Options for the respective Jacobian approximation.

alpha : float, optional
Initial Jacobian approximation is (-1/alpha).
alphamax : float, optional
The entries of the diagonal Jacobian are kept in the range [alpha, alphamax].

Krylov options:

nit : int, optional
Number of iterations to make. If omitted (default), make as many as required to meet tolerances.
disp : bool, optional
Print status to stdout on every iteration.
maxiter : int, optional
Maximum number of iterations to make. If more are needed to meet convergence, NoConvergence is raised.
ftol : float, optional
Relative tolerance for the residual. If omitted, not used.
fatol : float, optional
Absolute tolerance (in max-norm) for the residual. If omitted, default is 6e-6.
xtol : float, optional
Relative minimum step size. If omitted, not used.
xatol : float, optional
Absolute minimum step size, as determined from the Jacobian approximation. If the step size is smaller than this, optimization is terminated as successful. If omitted, not used.
tol_norm : function(vector) -> scalar, optional
Norm to use in convergence check. Default is the maximum norm.
line_search : {None, ‘armijo’ (default), ‘wolfe’}, optional
Which type of a line search to use to determine the step size in the direction given by the Jacobian approximation. Defaults to ‘armijo’.
jac_options : dict, optional

Options for the respective Jacobian approximation.

rdiff : float, optional
Relative step size to use in numerical differentiation.
method : {‘lgmres’, ‘gmres’, ‘bicgstab’, ‘cgs’, ‘minres’} or function

Krylov method to use to approximate the Jacobian. Can be a string, or a function implementing the same interface as the iterative solvers in scipy.sparse.linalg.

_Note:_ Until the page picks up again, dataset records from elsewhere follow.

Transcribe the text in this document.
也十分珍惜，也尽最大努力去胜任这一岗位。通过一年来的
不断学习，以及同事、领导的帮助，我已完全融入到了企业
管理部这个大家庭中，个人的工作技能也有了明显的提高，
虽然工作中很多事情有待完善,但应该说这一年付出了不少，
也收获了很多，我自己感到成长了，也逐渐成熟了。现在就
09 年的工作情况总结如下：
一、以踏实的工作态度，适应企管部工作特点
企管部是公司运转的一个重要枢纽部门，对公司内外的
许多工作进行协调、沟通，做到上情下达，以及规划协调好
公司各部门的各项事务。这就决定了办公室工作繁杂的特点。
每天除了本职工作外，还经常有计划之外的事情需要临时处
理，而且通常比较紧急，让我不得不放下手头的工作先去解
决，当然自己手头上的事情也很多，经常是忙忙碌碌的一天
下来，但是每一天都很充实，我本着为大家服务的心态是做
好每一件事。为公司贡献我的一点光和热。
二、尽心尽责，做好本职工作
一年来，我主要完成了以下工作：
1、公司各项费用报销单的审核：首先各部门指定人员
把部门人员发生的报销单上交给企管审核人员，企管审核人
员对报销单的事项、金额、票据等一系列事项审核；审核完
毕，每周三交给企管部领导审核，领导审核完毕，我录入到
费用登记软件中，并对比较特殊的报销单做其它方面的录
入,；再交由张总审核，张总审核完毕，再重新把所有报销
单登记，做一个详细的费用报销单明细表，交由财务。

The default is scipy.sparse.linalg.lgmres.

inner_M : LinearOperator or InverseJacobian

Preconditioner for the inner Krylov iteration. Note that you can use also inverse Jacobians as (adaptive) preconditioners. For example,

>>> jac = BroydenFirst()
>>> kjac = KrylovJacobian(inner_M=jac.inverse).

If the preconditioner has a method named ‘update’, it will be called as update(x, f) after each nonlinear step, with x giving the current point, and f the current function value.

inner_tol, inner_maxiter, ...
Parameters to pass on to the “inner” Krylov solver. See scipy.sparse.linalg.gmres for details.
outer_k : int, optional

Size of the subspace kept across LGMRES nonlinear iterations.

See scipy.sparse.linalg.lgmres for details.

linprog options

simplex options:

maxiter : int, optional
Maximum number of iterations to make.
tol : float, optional
The tolerance which determines when the Phase 1 objective is sufficiently close to zero to be considered a basic feasible solution or when the Phase 2 objective coefficients are close enough to positive for the objective to be considered optimal.
bland : bool, optional
If True, choose pivots using Bland’s rule. In problems which fail to converge due to cycling, using Bland’s rule can provide convergence at the expense of a less optimal path about the simplex.